Brain food

by Nicholas Laughlin on July 14, 2010

Installation view of Karyn Olivier’s ACA Foods Free Library. Photograph courtesy the artist

The latest issue of the CRB — dated July 2010 — began publication yesterday (and will continue for the next six weeks, with new reviews and other pieces appearing every week). We kick things off with three reviews.

First, Ian Dieffenthaller tackles Anson Gonzalez’s Artefacts of Presence: Collected Poems, casting an eye over the Trinidadian poet’s forty-year career and oeuvre. Apart from his poems — “very much part of the canon,” Dieffenthaller argues — Gonzalez was the founder and editor of the influential journal New Voices, published intermittently over two decades, and he has been a key colleague and mentor for two generations of Trinidadian writers.

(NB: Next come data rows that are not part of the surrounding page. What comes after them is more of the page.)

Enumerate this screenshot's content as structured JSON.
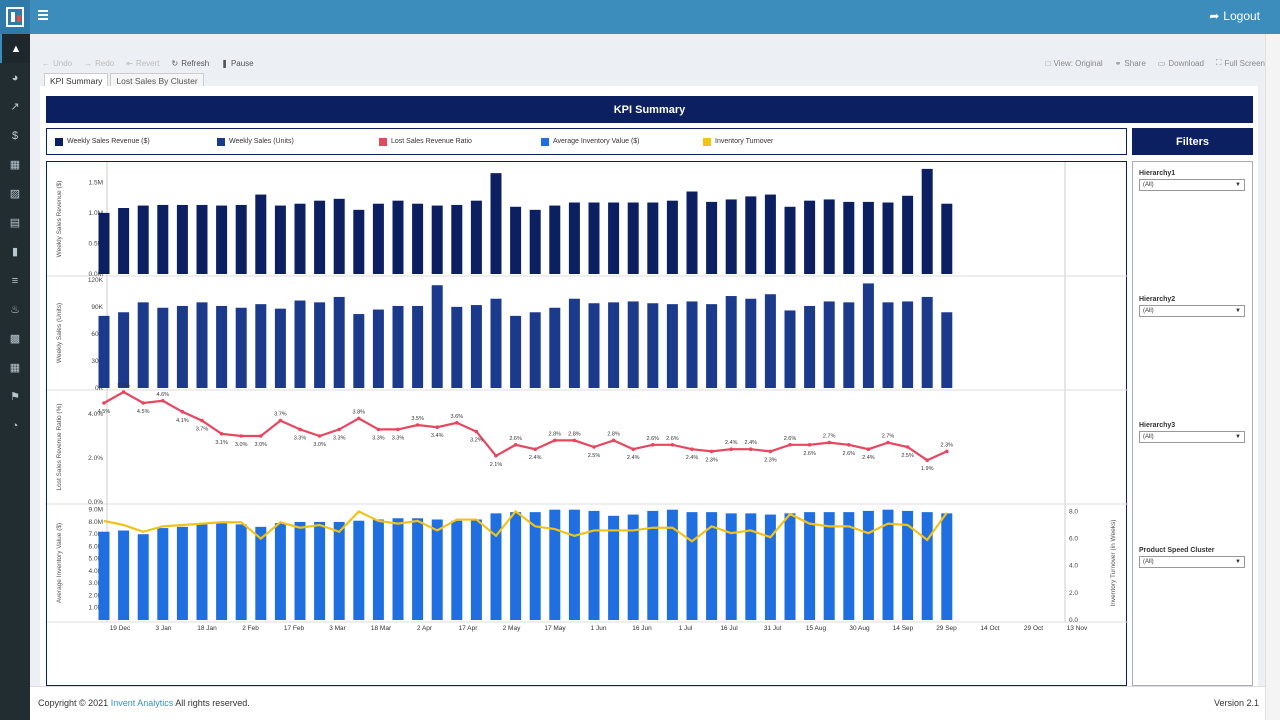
{
  "header": {
    "logout_label": "Logout"
  },
  "sidebar": {
    "items": [
      "chart-area-icon",
      "dashboard-icon",
      "line-chart-icon",
      "dollar-icon",
      "table-icon",
      "truck-icon",
      "database-icon",
      "book-icon",
      "sliders-icon",
      "bell-icon",
      "archive-icon",
      "calendar-icon",
      "flag-icon",
      "pie-chart-icon"
    ]
  },
  "toolbar": {
    "undo": "Undo",
    "redo": "Redo",
    "revert": "Revert",
    "refresh": "Refresh",
    "pause": "Pause",
    "view": "View: Original",
    "share": "Share",
    "download": "Download",
    "fullscreen": "Full Screen"
  },
  "tabs": [
    "KPI Summary",
    "Lost Sales By Cluster"
  ],
  "dashboard": {
    "title": "KPI Summary",
    "legend": [
      {
        "label": "Weekly Sales Revenue ($)",
        "color": "#0c2061"
      },
      {
        "label": "Weekly Sales (Units)",
        "color": "#1c3a8c"
      },
      {
        "label": "Lost Sales Revenue Ratio",
        "color": "#e8455f"
      },
      {
        "label": "Average Inventory Value ($)",
        "color": "#1f6fe0"
      },
      {
        "label": "Inventory Turnover",
        "color": "#f3c218"
      }
    ]
  },
  "filters": {
    "title": "Filters",
    "items": [
      {
        "label": "Hierarchy1",
        "value": "(All)"
      },
      {
        "label": "Hierarchy2",
        "value": "(All)"
      },
      {
        "label": "Hierarchy3",
        "value": "(All)"
      },
      {
        "label": "Product Speed Cluster",
        "value": "(All)"
      }
    ]
  },
  "footer": {
    "copyright_prefix": "Copyright © 2021",
    "brand": "Invent Analytics",
    "rights": "All rights reserved.",
    "version": "Version 2.1"
  },
  "chart_data": [
    {
      "type": "bar",
      "ylabel": "Weekly Sales Revenue ($)",
      "yticks": [
        "0.0M",
        "0.5M",
        "1.0M",
        "1.5M"
      ],
      "ylim": [
        0,
        1.8
      ],
      "color": "#0c2061",
      "values": [
        1.0,
        1.08,
        1.12,
        1.13,
        1.13,
        1.13,
        1.12,
        1.13,
        1.3,
        1.12,
        1.15,
        1.2,
        1.23,
        1.05,
        1.15,
        1.2,
        1.15,
        1.12,
        1.13,
        1.2,
        1.65,
        1.1,
        1.05,
        1.12,
        1.17,
        1.17,
        1.17,
        1.17,
        1.17,
        1.2,
        1.35,
        1.18,
        1.22,
        1.27,
        1.3,
        1.1,
        1.2,
        1.22,
        1.18,
        1.18,
        1.17,
        1.28,
        1.72,
        1.15
      ]
    },
    {
      "type": "bar",
      "ylabel": "Weekly Sales (Units)",
      "yticks": [
        "0K",
        "30K",
        "60K",
        "90K",
        "120K"
      ],
      "ylim": [
        0,
        122
      ],
      "color": "#1c3a8c",
      "values": [
        80,
        84,
        95,
        89,
        91,
        95,
        91,
        89,
        93,
        88,
        97,
        95,
        101,
        82,
        87,
        91,
        91,
        114,
        90,
        92,
        99,
        80,
        84,
        89,
        99,
        94,
        95,
        96,
        94,
        93,
        96,
        93,
        102,
        99,
        104,
        86,
        91,
        96,
        95,
        116,
        95,
        96,
        101,
        84
      ]
    },
    {
      "type": "line",
      "ylabel": "Lost Sales Revenue Ratio (%)",
      "yticks": [
        "0.0%",
        "2.0%",
        "4.0%"
      ],
      "ylim": [
        0,
        5
      ],
      "color": "#e8455f",
      "values": [
        4.5,
        5.0,
        4.5,
        4.6,
        4.1,
        3.7,
        3.1,
        3.0,
        3.0,
        3.7,
        3.3,
        3.0,
        3.3,
        3.8,
        3.3,
        3.3,
        3.5,
        3.4,
        3.6,
        3.2,
        2.1,
        2.6,
        2.4,
        2.8,
        2.8,
        2.5,
        2.8,
        2.4,
        2.6,
        2.6,
        2.4,
        2.3,
        2.4,
        2.4,
        2.3,
        2.6,
        2.6,
        2.7,
        2.6,
        2.4,
        2.7,
        2.5,
        1.9,
        2.3
      ],
      "labels": [
        "4.5%",
        "5.0%",
        "4.5%",
        "4.6%",
        "4.1%",
        "3.7%",
        "3.1%",
        "3.0%",
        "3.0%",
        "3.7%",
        "3.3%",
        "3.0%",
        "3.3%",
        "3.8%",
        "3.3%",
        "3.3%",
        "3.5%",
        "3.4%",
        "3.6%",
        "3.2%",
        "2.1%",
        "2.6%",
        "2.4%",
        "2.8%",
        "2.8%",
        "2.5%",
        "2.8%",
        "2.4%",
        "2.6%",
        "2.6%",
        "2.4%",
        "2.3%",
        "2.4%",
        "2.4%",
        "2.3%",
        "2.6%",
        "2.6%",
        "2.7%",
        "2.6%",
        "2.4%",
        "2.7%",
        "2.5%",
        "1.9%",
        "2.3%"
      ]
    },
    {
      "type": "bar+line",
      "ylabel": "Average Inventory Value ($)",
      "y2label": "Inventory Turnover (in Weeks)",
      "yticks": [
        "1.0M",
        "2.0M",
        "3.0M",
        "4.0M",
        "5.0M",
        "6.0M",
        "7.0M",
        "8.0M",
        "9.0M"
      ],
      "ylim": [
        0,
        9.3
      ],
      "y2ticks": [
        "0.0",
        "2.0",
        "4.0",
        "6.0",
        "8.0"
      ],
      "y2lim": [
        0,
        8.4
      ],
      "bar_color": "#1f6fe0",
      "line_color": "#f3c218",
      "bars": [
        7.2,
        7.3,
        7.0,
        7.5,
        7.6,
        7.8,
        7.9,
        7.8,
        7.6,
        7.9,
        8.0,
        8.0,
        8.0,
        8.1,
        8.2,
        8.3,
        8.3,
        8.2,
        8.1,
        8.2,
        8.7,
        8.8,
        8.8,
        9.0,
        9.0,
        8.9,
        8.5,
        8.6,
        8.9,
        9.0,
        8.8,
        8.8,
        8.7,
        8.7,
        8.6,
        8.7,
        8.8,
        8.8,
        8.8,
        8.9,
        9.0,
        8.9,
        8.8,
        8.7
      ],
      "line": [
        7.3,
        7.0,
        6.5,
        6.9,
        7.0,
        7.1,
        7.2,
        7.2,
        6.0,
        7.2,
        6.8,
        7.0,
        6.5,
        8.0,
        7.3,
        7.1,
        7.3,
        6.6,
        7.4,
        7.4,
        6.2,
        8.0,
        6.9,
        6.7,
        6.2,
        6.6,
        6.6,
        6.6,
        6.8,
        6.8,
        5.8,
        6.9,
        6.4,
        6.6,
        6.1,
        7.8,
        7.1,
        6.9,
        6.9,
        6.4,
        7.1,
        7.0,
        5.9,
        7.9
      ]
    },
    {
      "type": "axis",
      "x_ticks": [
        "19 Dec",
        "3 Jan",
        "18 Jan",
        "2 Feb",
        "17 Feb",
        "3 Mar",
        "18 Mar",
        "2 Apr",
        "17 Apr",
        "2 May",
        "17 May",
        "1 Jun",
        "16 Jun",
        "1 Jul",
        "16 Jul",
        "31 Jul",
        "15 Aug",
        "30 Aug",
        "14 Sep",
        "29 Sep",
        "14 Oct",
        "29 Oct",
        "13 Nov"
      ]
    }
  ]
}
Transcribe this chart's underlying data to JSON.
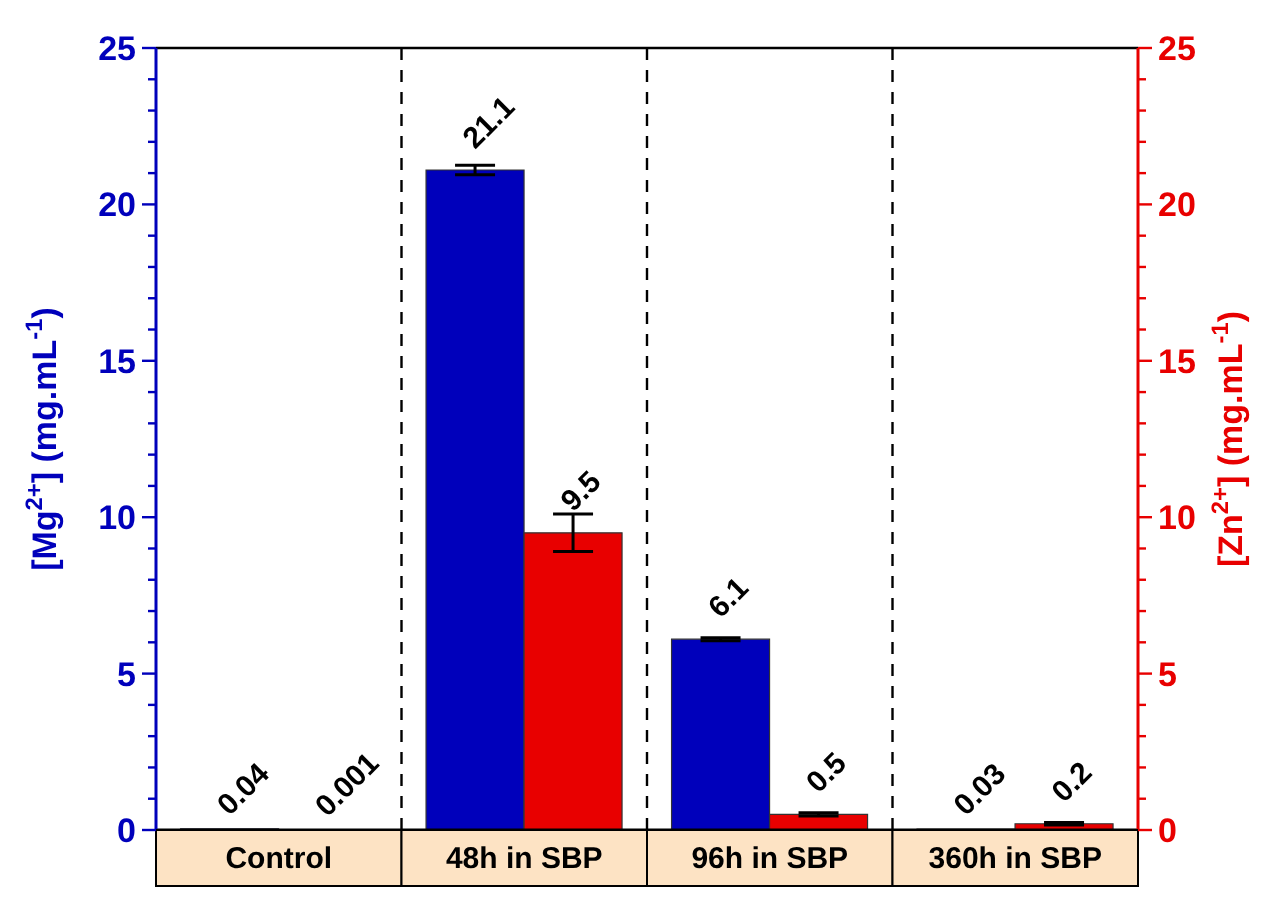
{
  "chart_data": {
    "type": "bar",
    "categories": [
      "Control",
      "48h in SBP",
      "96h in SBP",
      "360h in SBP"
    ],
    "series": [
      {
        "name": null,
        "color": "#0000bb",
        "values": [
          0.04,
          21.1,
          6.1,
          0.03
        ],
        "errors": [
          null,
          0.15,
          0.05,
          null
        ]
      },
      {
        "name": null,
        "color": "#e80000",
        "values": [
          0.001,
          9.5,
          0.5,
          0.2
        ],
        "errors": [
          null,
          0.6,
          0.05,
          0.04
        ],
        "axis": "y2"
      }
    ],
    "ylabel": "[Mg$^{2+}$] (mg.mL$^{-1}$)",
    "y2label": "[Zn$^{2+}$] (mg.mL$^{-1}$)",
    "ylim": [
      0,
      25
    ],
    "yticks": [
      0,
      {
        "value": 1,
        "label": null
      },
      {
        "value": 2,
        "label": null
      },
      {
        "value": 3,
        "label": null
      },
      {
        "value": 4,
        "label": null
      },
      5,
      {
        "value": 6,
        "label": null
      },
      {
        "value": 7,
        "label": null
      },
      {
        "value": 8,
        "label": null
      },
      {
        "value": 9,
        "label": null
      },
      10,
      {
        "value": 11,
        "label": null
      },
      {
        "value": 12,
        "label": null
      },
      {
        "value": 13,
        "label": null
      },
      {
        "value": 14,
        "label": null
      },
      15,
      {
        "value": 16,
        "label": null
      },
      {
        "value": 17,
        "label": null
      },
      {
        "value": 18,
        "label": null
      },
      {
        "value": 19,
        "label": null
      },
      20,
      {
        "value": 21,
        "label": null
      },
      {
        "value": 22,
        "label": null
      },
      {
        "value": 23,
        "label": null
      },
      {
        "value": 24,
        "label": null
      },
      25
    ],
    "y2lim": [
      0,
      25
    ],
    "y2ticks": [
      0,
      {
        "value": 1,
        "label": null
      },
      {
        "value": 2,
        "label": null
      },
      {
        "value": 3,
        "label": null
      },
      {
        "value": 4,
        "label": null
      },
      5,
      {
        "value": 6,
        "label": null
      },
      {
        "value": 7,
        "label": null
      },
      {
        "value": 8,
        "label": null
      },
      {
        "value": 9,
        "label": null
      },
      10,
      {
        "value": 11,
        "label": null
      },
      {
        "value": 12,
        "label": null
      },
      {
        "value": 13,
        "label": null
      },
      {
        "value": 14,
        "label": null
      },
      15,
      {
        "value": 16,
        "label": null
      },
      {
        "value": 17,
        "label": null
      },
      {
        "value": 18,
        "label": null
      },
      {
        "value": 19,
        "label": null
      },
      20,
      {
        "value": 21,
        "label": null
      },
      {
        "value": 22,
        "label": null
      },
      {
        "value": 23,
        "label": null
      },
      {
        "value": 24,
        "label": null
      },
      25
    ],
    "data_labels": true
  }
}
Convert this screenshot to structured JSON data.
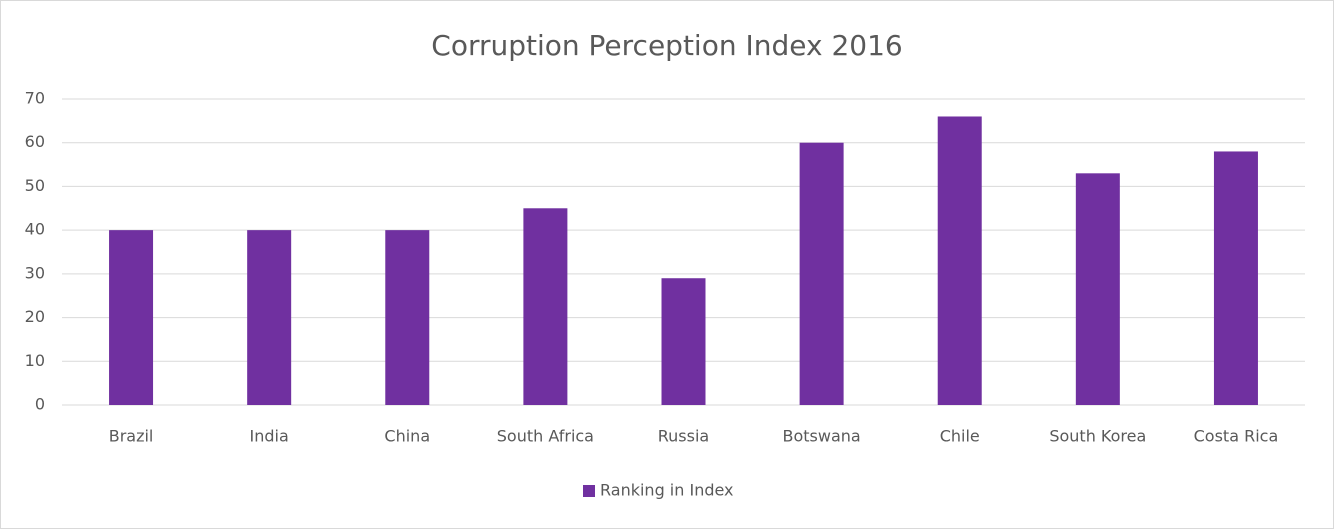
{
  "chart_data": {
    "type": "bar",
    "title": "Corruption Perception Index 2016",
    "categories": [
      "Brazil",
      "India",
      "China",
      "South Africa",
      "Russia",
      "Botswana",
      "Chile",
      "South Korea",
      "Costa Rica"
    ],
    "series": [
      {
        "name": "Ranking in Index",
        "color": "#7030a0",
        "values": [
          40,
          40,
          40,
          45,
          29,
          60,
          66,
          53,
          58
        ]
      }
    ],
    "ylim": [
      0,
      70
    ],
    "yticks": [
      0,
      10,
      20,
      30,
      40,
      50,
      60,
      70
    ],
    "grid": true,
    "legend": "bottom"
  }
}
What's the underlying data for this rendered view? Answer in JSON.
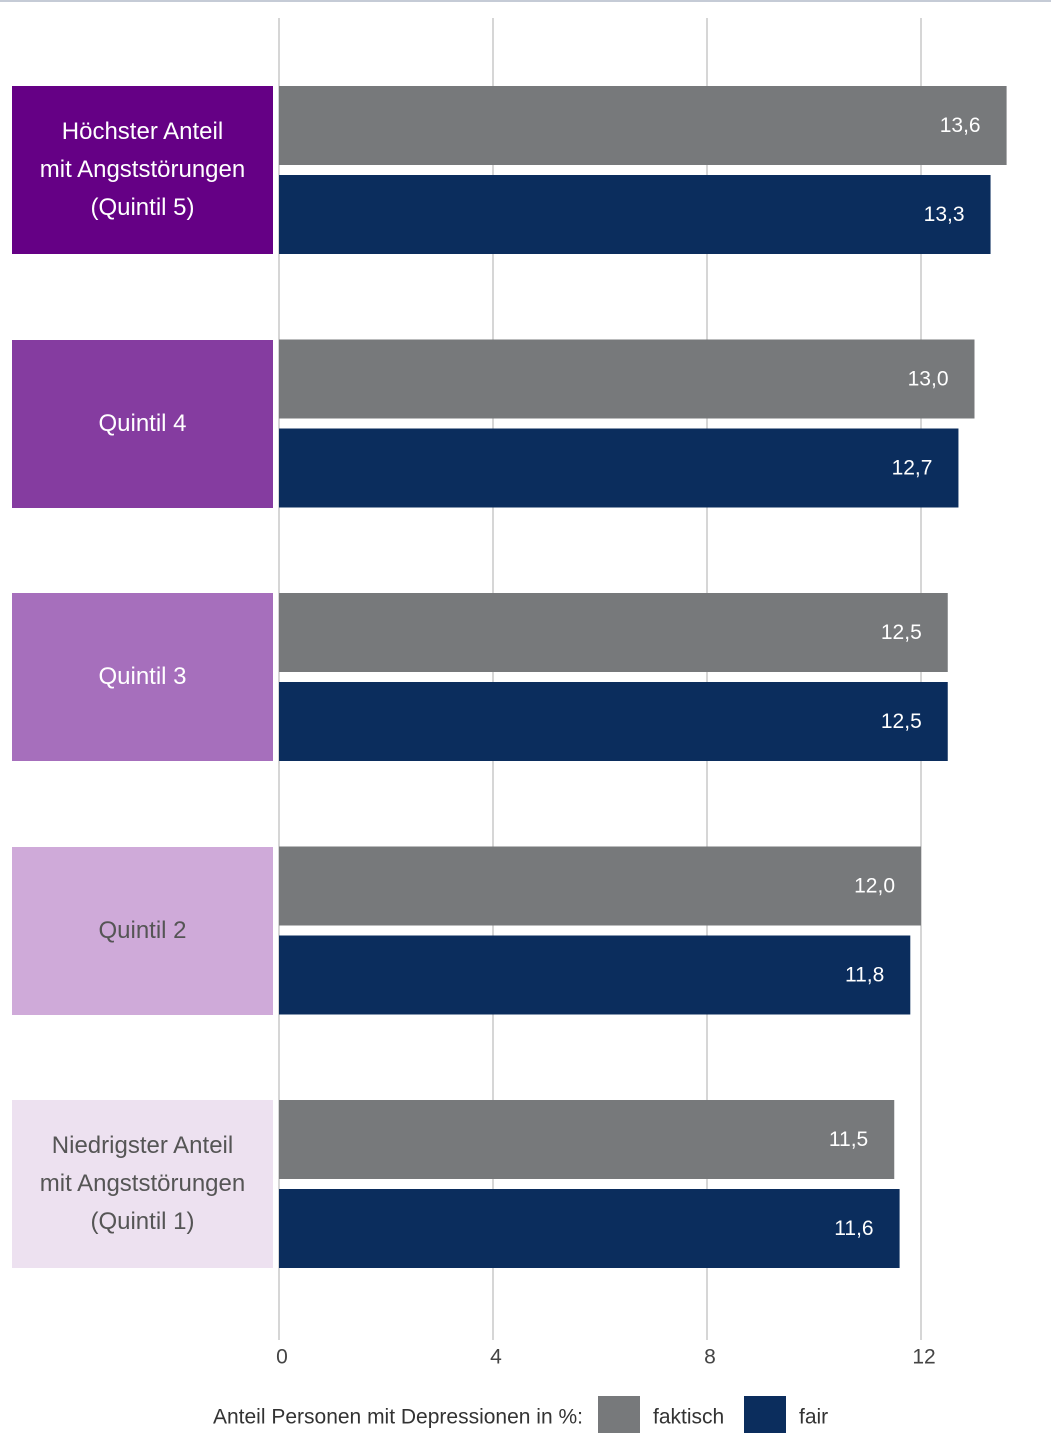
{
  "chart_data": {
    "type": "hbar",
    "categories": [
      "Höchster Anteil\nmit Angststörungen\n(Quintil 5)",
      "Quintil 4",
      "Quintil 3",
      "Quintil 2",
      "Niedrigster Anteil\nmit Angststörungen\n(Quintil 1)"
    ],
    "category_colors": [
      "#650085",
      "#853ca0",
      "#a66fbc",
      "#cfaad9",
      "#ede1f0"
    ],
    "category_text_colors": [
      "#ffffff",
      "#ffffff",
      "#ffffff",
      "#555555",
      "#555555"
    ],
    "series": [
      {
        "name": "faktisch",
        "color": "#77797b",
        "values": [
          13.6,
          13.0,
          12.5,
          12.0,
          11.5
        ],
        "value_labels": [
          "13,6",
          "13,0",
          "12,5",
          "12,0",
          "11,5"
        ]
      },
      {
        "name": "fair",
        "color": "#0b2d5d",
        "values": [
          13.3,
          12.7,
          12.5,
          11.8,
          11.6
        ],
        "value_labels": [
          "13,3",
          "12,7",
          "12,5",
          "11,8",
          "11,6"
        ]
      }
    ],
    "legend_title": "Anteil Personen mit Depressionen in %:",
    "xlim": [
      0,
      14
    ],
    "xticks": [
      0,
      4,
      8,
      12
    ],
    "grid": true
  }
}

Next, two reviews of recent fiction. Andre Bagoo, a political reporter and analyst for the Trinidad and Tobago Newsday, brings his journalist’s insight to his review of Monique Roffey’s novel The White Woman on the Green Bicycle. Roffey’s book, recently shortlisted for the Orange Prize, turns on the tantalising notion of a fictional affair between Trinidad and Tobago’s first prime minister, Eric Williams, and the female half of an expatriate couple who settle in Port of Spain in the 1950s. Meanwhile, Nadia Ellis takes a look at How to Escape from a Leper Colony, a collection of short fiction and the first book by the young writer Tiphanie Yanique of the US Virgin Islands. Ellis’s review suggests Yanique is a talent we should expect much from in the future.

And this week the CRB also publishes a portfolio of images from ACA Foods Free Library, a public art project by Karyn Olivier (part of the recent Rockstone and Bootheel: Contemporary West Indian Art programme at Real Art Ways in Hartford, Connecticut). Olivier, hoping to “create a social environment of shared activity,” set up a free lending library of Caribbean books in a West Indian supermarket in Hartford. The portfolio documents the project and is accompanied by an interview with the artist. “My hope was for this library to expand what we imagine the ‘consumables’ of a market to be,” she says.

Particularly when that market inadvertently traffics in nostalgia for home. I was thinking it could be a place where we could really slow down, browse, and relish the sights, smells, tastes, sounds, and, yes, the imperishable produce of our West Indian heritage. I really liked the idea of borrowers returning the books when they were finished “digesting them.”